Os dez primeiros dias

Trump subindo a escadaria

Dez dias se passaram desde que Donald Trump “subiu a rampa” da Casa Branca para seu segundo mandato. Falei em “subir a rampa” como linguagem simbólica. Bem mais antiga que nosso Palácio do Planalto, a sede do Executivo americano só tem uma rampinha lateral…

Os dez primeiros dias
Trump subindo a escadaria

Dez dias se passaram desde que Donald Trump “subiu a rampa” da Casa Branca para seu segundo mandato. Falei em “subir a rampa” como linguagem simbólica. Bem mais antiga que nosso Palácio do Planalto, a sede do Executivo americano só tem uma rampinha lateral construída em anos recentes. A entrada mesmo se faz pela escadaria, e é por lá que Trump subiu.

É praxe conceder a todo governante iniciante um armistício (ou paz provisória) de 100 dias para permitir-lhe mostrar a que veio. No entanto, pelos tempos frenéticos que correm – especialmente para um governante hiperativo como Trump –, os primeiros dez dias já deveriam mostrar uma tendência. De fato, mostram.

Meus argutos leitores já devem ter reparado que o novo presidente é mais destruidor que construtor, é mais de rasgar que de costurar, é mais de cuspir fogo que de apagar incêndios. Prestem atenção agora. Nestes dez dias, Trump já afrontou dezenas de países (com ameaça de sançôes e, principalmente, com expulsões de imigrantes clandestinos). Me digam se lhes ocorre, entre os países afrontados, algum que seja poderoso ou simplesmente importante.

Não encontraram? Nem eu. Mostrou ao vizinho México quem é que manda no pedaço, mas não se atracou com o vizinho Canadá. Está despachando, com espalhafato, trabalhadores imigrantes clandestinos da América Latina, mas não deu um pio quanto aos ilegais de origem chinesa ou indiana. Vociferou contra os povos mais frágeis do Oriente Médio (no momento, os habitantes de Gaza), mas não fez o mesmo contra Israel. Contra China, Rússia, Índia? Também nem um pio.
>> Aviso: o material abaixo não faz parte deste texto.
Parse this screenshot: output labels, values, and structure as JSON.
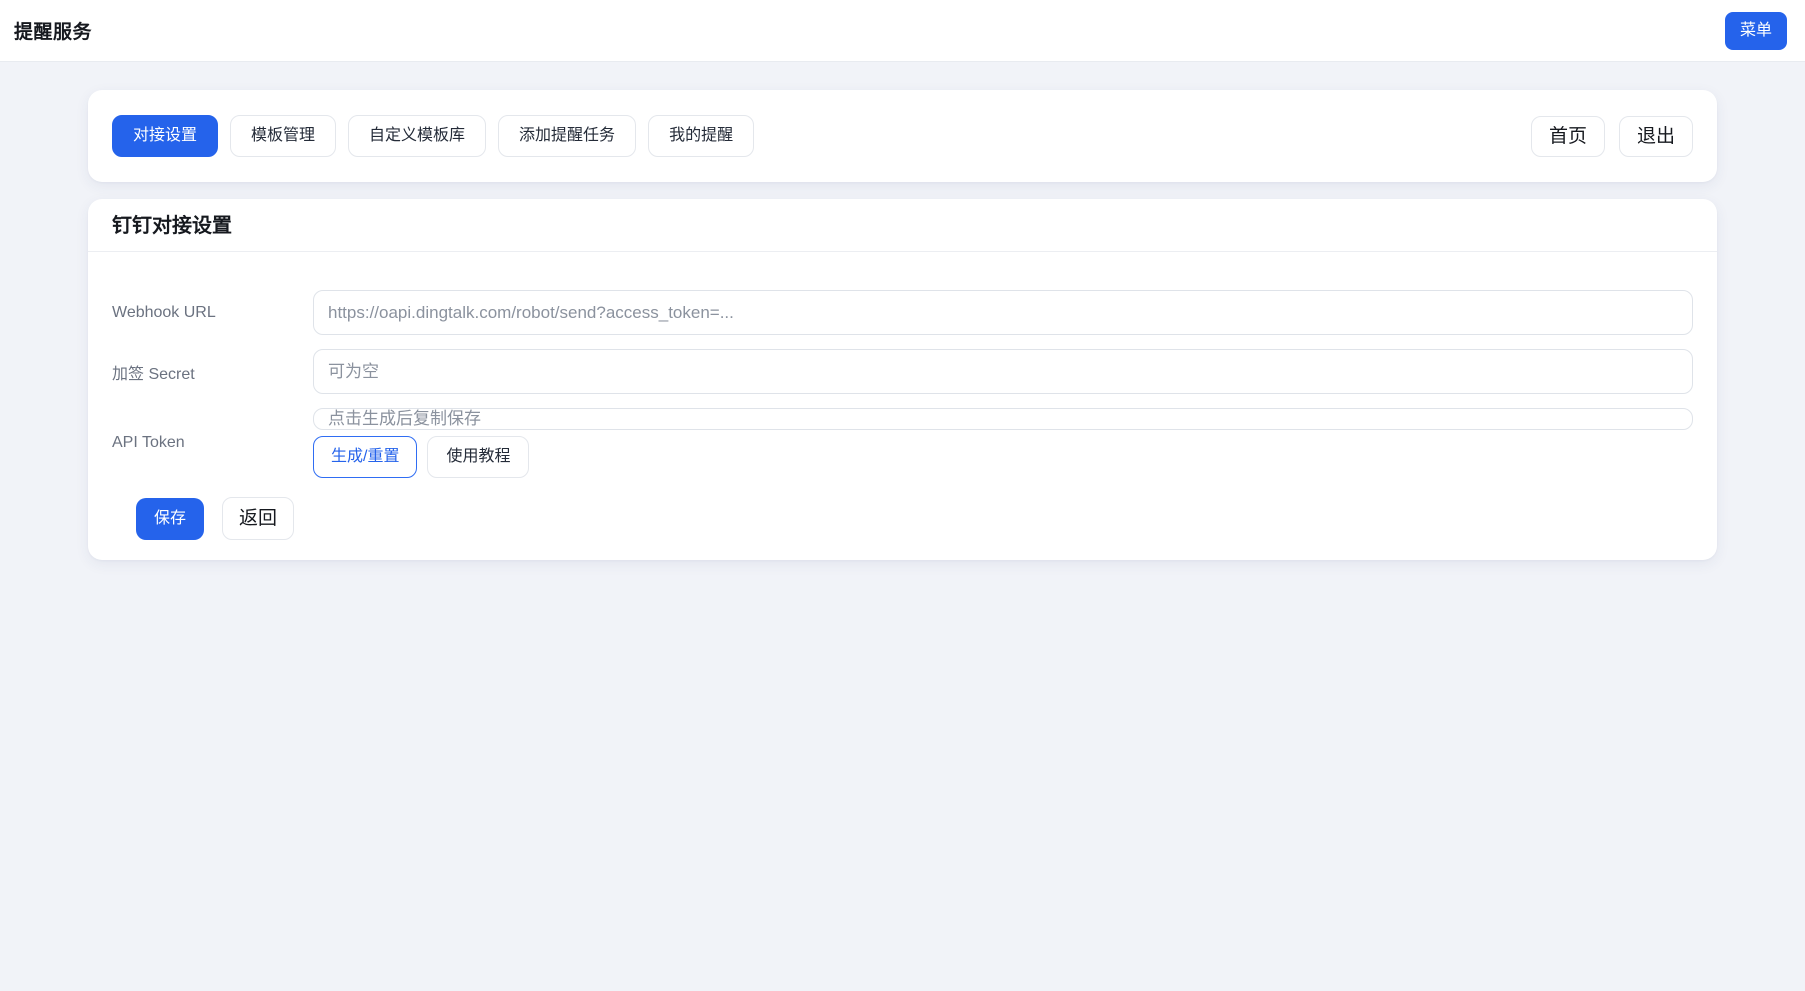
{
  "header": {
    "title": "提醒服务",
    "menu_button": "菜单"
  },
  "nav": {
    "tabs": [
      {
        "label": "对接设置",
        "active": true
      },
      {
        "label": "模板管理",
        "active": false
      },
      {
        "label": "自定义模板库",
        "active": false
      },
      {
        "label": "添加提醒任务",
        "active": false
      },
      {
        "label": "我的提醒",
        "active": false
      }
    ],
    "home_button": "首页",
    "exit_button": "退出"
  },
  "settings_card": {
    "title": "钉钉对接设置",
    "fields": [
      {
        "label": "Webhook URL",
        "value": "",
        "placeholder": "https://oapi.dingtalk.com/robot/send?access_token=..."
      },
      {
        "label": "加签 Secret",
        "value": "",
        "placeholder": "可为空"
      },
      {
        "label": "API Token",
        "value": "",
        "placeholder": "点击生成后复制保存"
      }
    ],
    "generate_button": "生成/重置",
    "tutorial_button": "使用教程",
    "save_button": "保存",
    "back_button": "返回"
  },
  "colors": {
    "accent": "#2563eb",
    "page_background": "#f1f3f8",
    "card_background": "#ffffff"
  }
}
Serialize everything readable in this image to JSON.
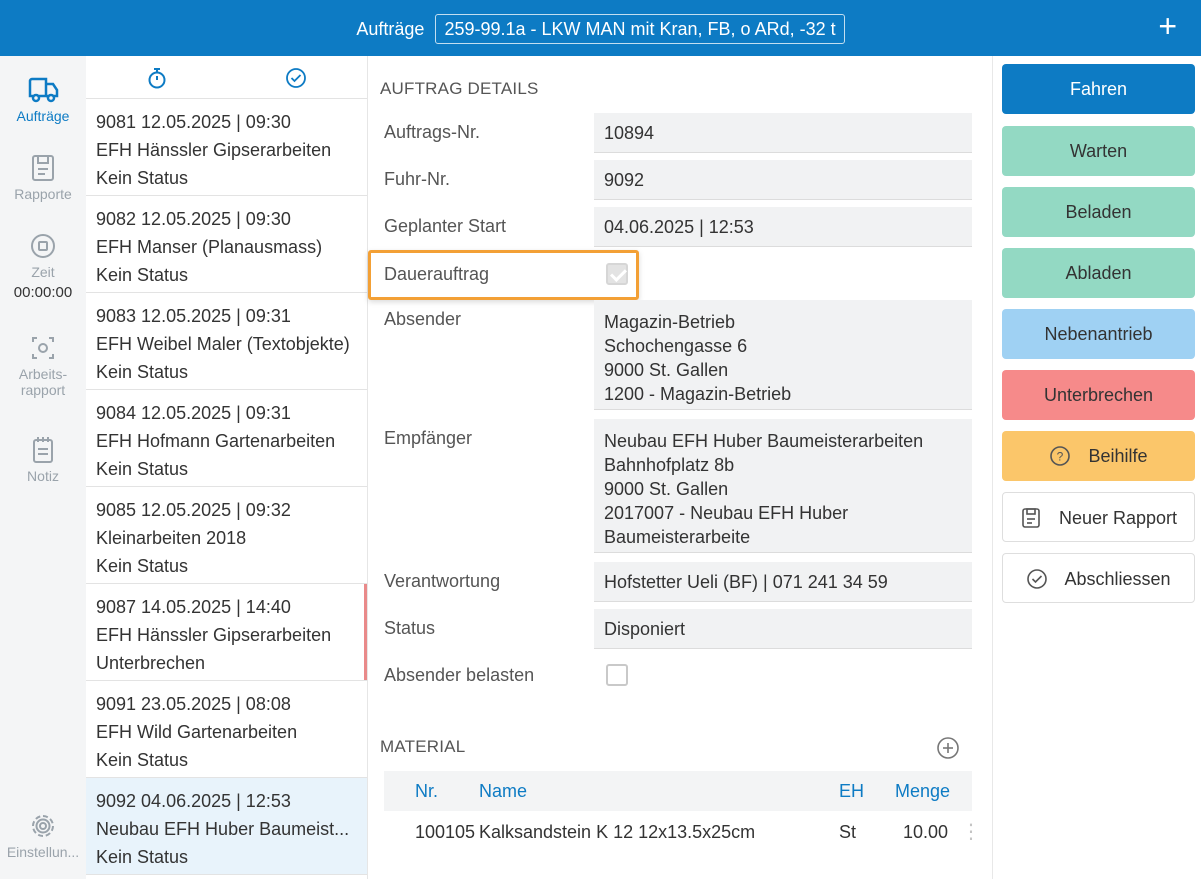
{
  "header": {
    "title": "Aufträge",
    "vehicle": "259-99.1a - LKW MAN mit Kran, FB, o ARd, -32 t",
    "add_label": "+"
  },
  "nav": {
    "auftraege": "Aufträge",
    "rapporte": "Rapporte",
    "zeit": "Zeit",
    "zeit_value": "00:00:00",
    "arbeitsrapport_line1": "Arbeits-",
    "arbeitsrapport_line2": "rapport",
    "notiz": "Notiz",
    "einstellungen": "Einstellun..."
  },
  "orders": [
    {
      "line1": "9081  12.05.2025 | 09:30",
      "line2": "EFH Hänssler Gipserarbeiten",
      "line3": "Kein Status"
    },
    {
      "line1": "9082  12.05.2025 | 09:30",
      "line2": "EFH Manser (Planausmass)",
      "line3": "Kein Status"
    },
    {
      "line1": "9083  12.05.2025 | 09:31",
      "line2": "EFH Weibel Maler (Textobjekte)",
      "line3": "Kein Status"
    },
    {
      "line1": "9084  12.05.2025 | 09:31",
      "line2": "EFH Hofmann Gartenarbeiten",
      "line3": "Kein Status"
    },
    {
      "line1": "9085  12.05.2025 | 09:32",
      "line2": "Kleinarbeiten 2018",
      "line3": "Kein Status"
    },
    {
      "line1": "9087  14.05.2025 | 14:40",
      "line2": "EFH Hänssler Gipserarbeiten",
      "line3": "Unterbrechen"
    },
    {
      "line1": "9091  23.05.2025 | 08:08",
      "line2": "EFH Wild Gartenarbeiten",
      "line3": "Kein Status"
    },
    {
      "line1": "9092  04.06.2025 | 12:53",
      "line2": "Neubau EFH Huber Baumeist...",
      "line3": "Kein Status"
    }
  ],
  "details": {
    "section_title": "AUFTRAG DETAILS",
    "auftrags_nr_label": "Auftrags-Nr.",
    "auftrags_nr": "10894",
    "fuhr_nr_label": "Fuhr-Nr.",
    "fuhr_nr": "9092",
    "start_label": "Geplanter Start",
    "start": "04.06.2025 | 12:53",
    "dauerauftrag_label": "Dauerauftrag",
    "dauerauftrag_checked": true,
    "absender_label": "Absender",
    "absender": [
      "Magazin-Betrieb",
      "Schochengasse 6",
      "9000 St. Gallen",
      "1200 - Magazin-Betrieb"
    ],
    "empfaenger_label": "Empfänger",
    "empfaenger": [
      "Neubau EFH Huber Baumeisterarbeiten",
      "Bahnhofplatz 8b",
      "9000 St. Gallen",
      "2017007 - Neubau EFH Huber",
      "Baumeisterarbeite"
    ],
    "verantwortung_label": "Verantwortung",
    "verantwortung": "Hofstetter Ueli (BF) | 071 241 34 59",
    "status_label": "Status",
    "status": "Disponiert",
    "absender_belasten_label": "Absender belasten",
    "absender_belasten_checked": false
  },
  "material": {
    "title": "MATERIAL",
    "headers": {
      "nr": "Nr.",
      "name": "Name",
      "eh": "EH",
      "menge": "Menge"
    },
    "rows": [
      {
        "nr": "100105",
        "name": "Kalksandstein K 12 12x13.5x25cm",
        "eh": "St",
        "menge": "10.00"
      }
    ]
  },
  "actions": {
    "fahren": "Fahren",
    "warten": "Warten",
    "beladen": "Beladen",
    "abladen": "Abladen",
    "nebenantrieb": "Nebenantrieb",
    "unterbrechen": "Unterbrechen",
    "beihilfe": "Beihilfe",
    "neuer_rapport": "Neuer Rapport",
    "abschliessen": "Abschliessen"
  },
  "colors": {
    "brand": "#0d7bc4",
    "teal": "#93d9c3",
    "light_blue": "#9fd1f3",
    "red": "#f68a8a",
    "orange": "#fbc66a",
    "highlight": "#f3a035",
    "status_mark": "#e98a8a"
  }
}
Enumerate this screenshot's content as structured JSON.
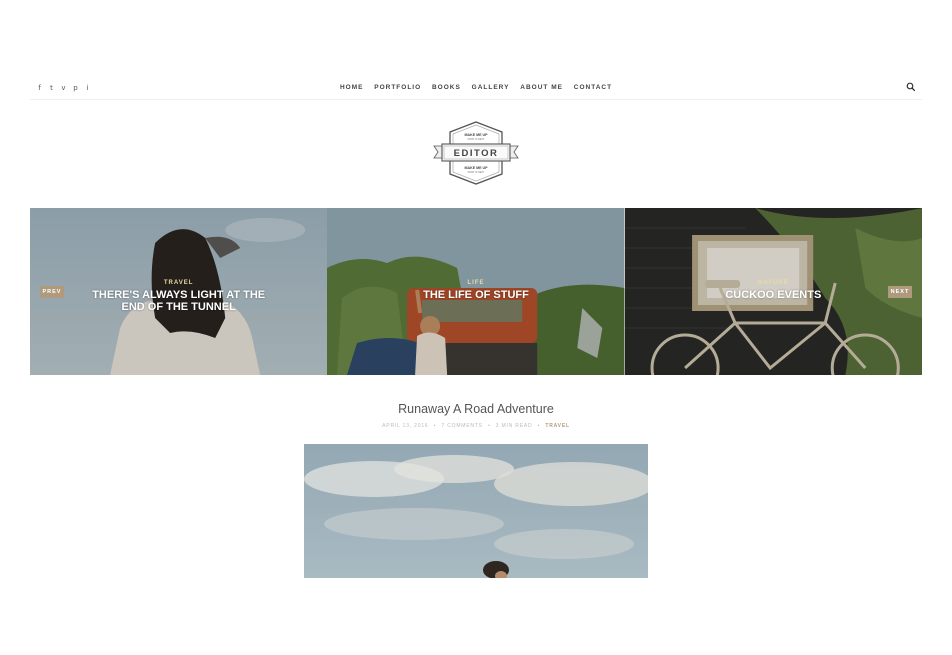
{
  "social": {
    "icons": [
      "facebook-icon",
      "twitter-icon",
      "vine-icon",
      "pinterest-icon",
      "instagram-icon"
    ],
    "glyphs": [
      "f",
      "t",
      "v",
      "p",
      "i"
    ]
  },
  "nav": {
    "items": [
      "HOME",
      "PORTFOLIO",
      "BOOKS",
      "GALLERY",
      "ABOUT ME",
      "CONTACT"
    ]
  },
  "logo": {
    "top_text": "MAKE ME UP",
    "top_sub": "WHAT IS NEXT",
    "name": "EDITOR",
    "bottom_text": "MAKE ME UP",
    "bottom_sub": "WHAT IS NEXT"
  },
  "slider": {
    "prev_label": "PREV",
    "next_label": "NEXT",
    "slides": [
      {
        "category": "TRAVEL",
        "title": "THERE'S ALWAYS LIGHT AT THE END OF THE TUNNEL"
      },
      {
        "category": "LIFE",
        "title": "THE LIFE OF STUFF"
      },
      {
        "category": "NATURE",
        "title": "CUCKOO EVENTS"
      }
    ]
  },
  "post": {
    "title": "Runaway A Road Adventure",
    "date": "APRIL 13, 2016",
    "comments": "7 COMMENTS",
    "read_time": "3 MIN READ",
    "category": "TRAVEL",
    "separator": "•"
  },
  "colors": {
    "accent": "#b09a7e",
    "category_text": "#e9d9a6"
  }
}
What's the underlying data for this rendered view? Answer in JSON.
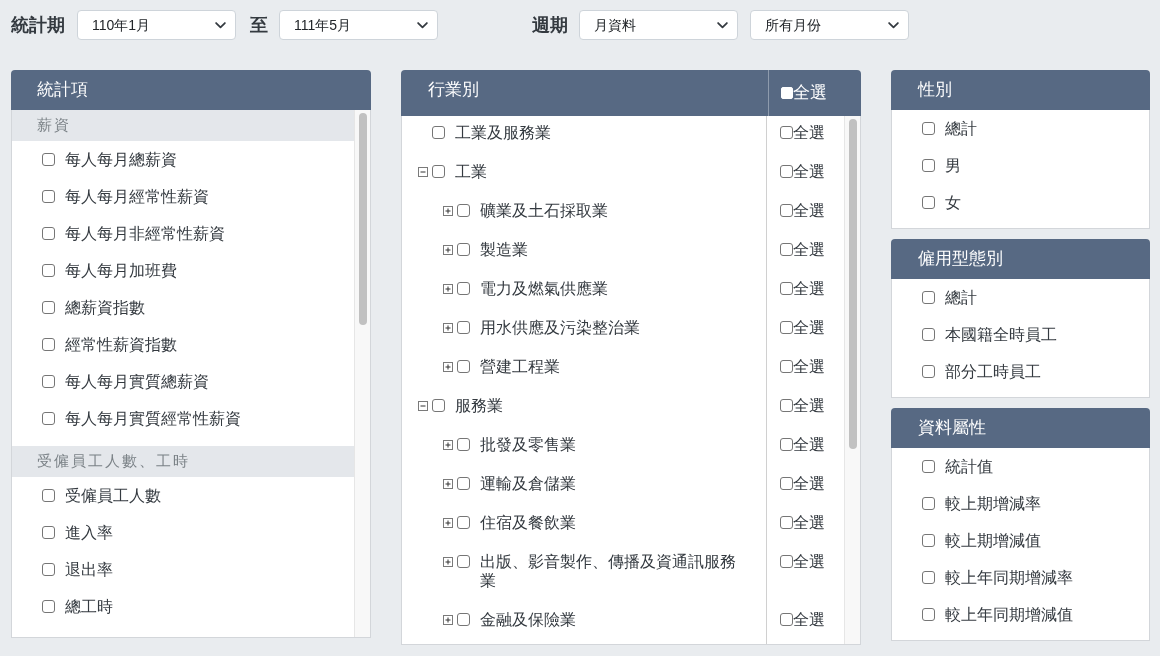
{
  "period": {
    "label": "統計期",
    "from": "110年1月",
    "separator": "至",
    "to": "111年5月"
  },
  "frequency": {
    "label": "週期",
    "value": "月資料",
    "months": "所有月份"
  },
  "statistic_items": {
    "title": "統計項",
    "groups": [
      {
        "label": "薪資",
        "items": [
          {
            "label": "每人每月總薪資",
            "checked": false
          },
          {
            "label": "每人每月經常性薪資",
            "checked": false
          },
          {
            "label": "每人每月非經常性薪資",
            "checked": false
          },
          {
            "label": "每人每月加班費",
            "checked": false
          },
          {
            "label": "總薪資指數",
            "checked": false
          },
          {
            "label": "經常性薪資指數",
            "checked": false
          },
          {
            "label": "每人每月實質總薪資",
            "checked": false
          },
          {
            "label": "每人每月實質經常性薪資",
            "checked": false
          }
        ]
      },
      {
        "label": "受僱員工人數、工時",
        "items": [
          {
            "label": "受僱員工人數",
            "checked": false
          },
          {
            "label": "進入率",
            "checked": false
          },
          {
            "label": "退出率",
            "checked": false
          },
          {
            "label": "總工時",
            "checked": false
          }
        ]
      }
    ]
  },
  "industry": {
    "title": "行業別",
    "select_all": {
      "label": "全選",
      "checked": false
    },
    "tree": [
      {
        "kind": "total",
        "label": "工業及服務業",
        "checked": false,
        "select_all": {
          "label": "全選",
          "checked": false
        }
      },
      {
        "kind": "branch",
        "label": "工業",
        "expanded": true,
        "checked": false,
        "select_all": {
          "label": "全選",
          "checked": false
        },
        "children": [
          {
            "kind": "branch",
            "label": "礦業及土石採取業",
            "expanded": false,
            "checked": false,
            "select_all": {
              "label": "全選",
              "checked": false
            }
          },
          {
            "kind": "branch",
            "label": "製造業",
            "expanded": false,
            "checked": false,
            "select_all": {
              "label": "全選",
              "checked": false
            }
          },
          {
            "kind": "branch",
            "label": "電力及燃氣供應業",
            "expanded": false,
            "checked": false,
            "select_all": {
              "label": "全選",
              "checked": false
            }
          },
          {
            "kind": "branch",
            "label": "用水供應及污染整治業",
            "expanded": false,
            "checked": false,
            "select_all": {
              "label": "全選",
              "checked": false
            }
          },
          {
            "kind": "branch",
            "label": "營建工程業",
            "expanded": false,
            "checked": false,
            "select_all": {
              "label": "全選",
              "checked": false
            }
          }
        ]
      },
      {
        "kind": "branch",
        "label": "服務業",
        "expanded": true,
        "checked": false,
        "select_all": {
          "label": "全選",
          "checked": false
        },
        "children": [
          {
            "kind": "branch",
            "label": "批發及零售業",
            "expanded": false,
            "checked": false,
            "select_all": {
              "label": "全選",
              "checked": false
            }
          },
          {
            "kind": "branch",
            "label": "運輸及倉儲業",
            "expanded": false,
            "checked": false,
            "select_all": {
              "label": "全選",
              "checked": false
            }
          },
          {
            "kind": "branch",
            "label": "住宿及餐飲業",
            "expanded": false,
            "checked": false,
            "select_all": {
              "label": "全選",
              "checked": false
            }
          },
          {
            "kind": "branch",
            "label": "出版、影音製作、傳播及資通訊服務業",
            "expanded": false,
            "checked": false,
            "select_all": {
              "label": "全選",
              "checked": false
            }
          },
          {
            "kind": "branch",
            "label": "金融及保險業",
            "expanded": false,
            "checked": false,
            "select_all": {
              "label": "全選",
              "checked": false
            }
          }
        ]
      }
    ]
  },
  "side_panels": [
    {
      "title": "性別",
      "options": [
        {
          "label": "總計",
          "checked": false
        },
        {
          "label": "男",
          "checked": false
        },
        {
          "label": "女",
          "checked": false
        }
      ]
    },
    {
      "title": "僱用型態別",
      "options": [
        {
          "label": "總計",
          "checked": false
        },
        {
          "label": "本國籍全時員工",
          "checked": false
        },
        {
          "label": "部分工時員工",
          "checked": false
        }
      ]
    },
    {
      "title": "資料屬性",
      "options": [
        {
          "label": "統計值",
          "checked": false
        },
        {
          "label": "較上期增減率",
          "checked": false
        },
        {
          "label": "較上期增減值",
          "checked": false
        },
        {
          "label": "較上年同期增減率",
          "checked": false
        },
        {
          "label": "較上年同期增減值",
          "checked": false
        }
      ]
    }
  ]
}
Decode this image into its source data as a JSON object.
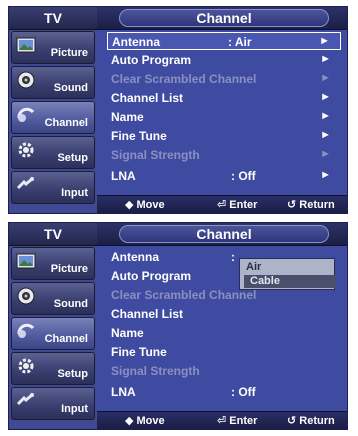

Vai ficando claro que Trump escolhe suas vítimas entre os mais fracos, nunca entre os mais fortes. Vai ficando também claro que o presidente se permite gastar dez dias fornecendo manchetes sensacionalistas para os jornais enquanto os verdadeiros problemas de seu país (e do mundo) passam ao segundo plano e continuam à espera.

Trump se preocupou com pessoas trans, assunto que apaixona todo político de extrema-direita, mas cuja discussão deveria ser confiada ao Congresso. Não faz sentido um chefe de Estado preocupar-se com esse tipo de problema de sociedade.

Trump retirou seu país da Organização Mundial da Saúde, abrindo a porta para que a China passe a dominar esse importantíssimo setor da vida do planeta. Também retirou os EUA da Organização Mundial do Comércio – seria cômico se não fosse trágico que o país responsável por uma fatia de quase 10% do comércio mundial renuncie a fazer parte da organização que trata desse assunto. De novo, a porta está escancarada para a China.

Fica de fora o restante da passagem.